The Bishop urged his hearers to consider Christianity from all its angles, and to read profusely, for through reading the truth is attained, and truth is the essential basis of religion. That Christianity is supported by reason was one of the prelate's chief contentions. Secondary to the mind, yet intrinsically important are the emotions of the heart, which must be of a high quality in order to assure self confidence.
Of all the questions which the students have asked him, Bishop Ingram stated that the one which had interested him the most was that of a man who asked why, if Christianity was convincing, the possessors of it lacked contentment. To this he replied that a Christian should desire incessant activity rather than seek smug contentment. The Lord Bishop's personality, which thus permeated his entire sermon, held the congregation's interest quite as much as his theme.
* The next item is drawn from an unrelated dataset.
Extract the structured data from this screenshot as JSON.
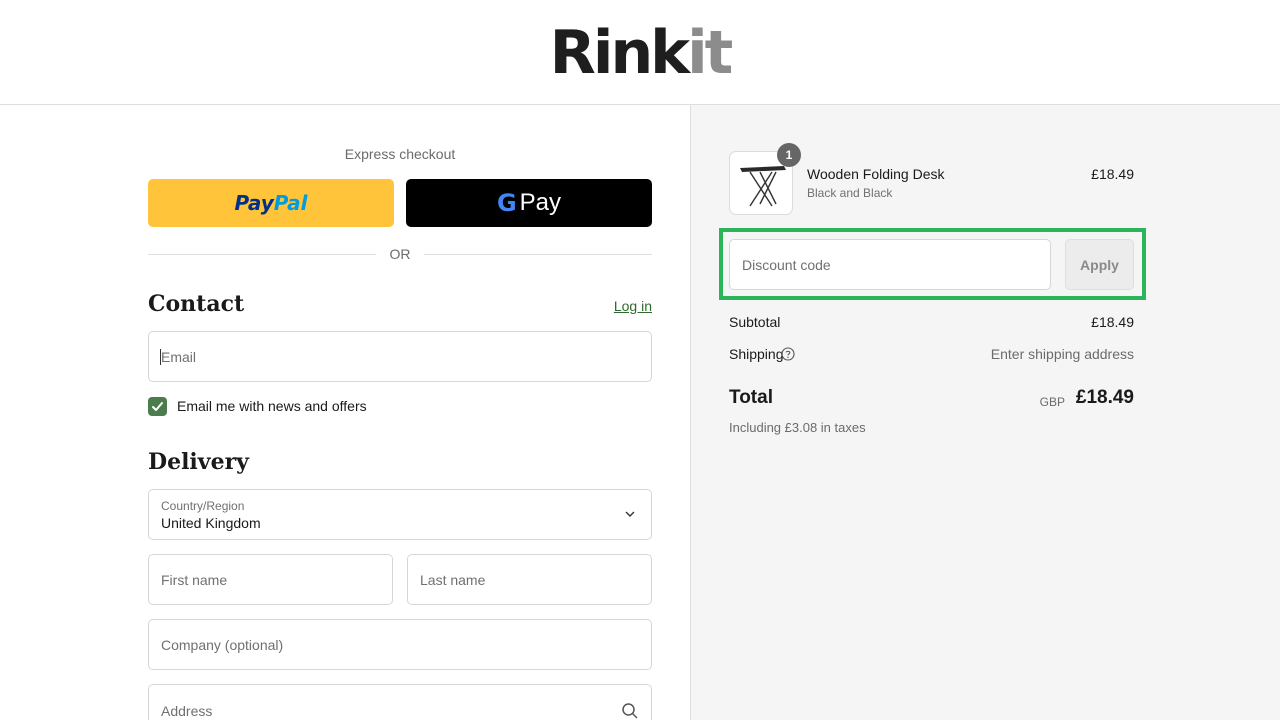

On account of this viril character, A. C. Gardiner has included the head of the largest diocese in the Anglican Church in his book "Prophets; Priests, and Kings." The author describes him as "A Bishop with a certain demonstrative greatness and personal magnetism which quicken the desires and touch the heart of the crowd. He is a great bishop too, in the sense that he is a great Christian. Slumming to him has been no ideal diversion; it has been his vocation--his life. He has gone out into Victoria part to meet the Atheists face to face, to answer their pet poses with ready wit, and win their hearts by his genial comradeship. He has the same access to the rich as to the poor. He does not divorce preaching and practise."
Last Friday night the Reverend Lord Bishop met 200 undergraduates at a reception given in his honor by the St. Paul's Society at the Phillips Brooks House. In a brief address, the Bishop outlined his reasons for professing Christianity, and also told of some of his experiences, while working with college men in England.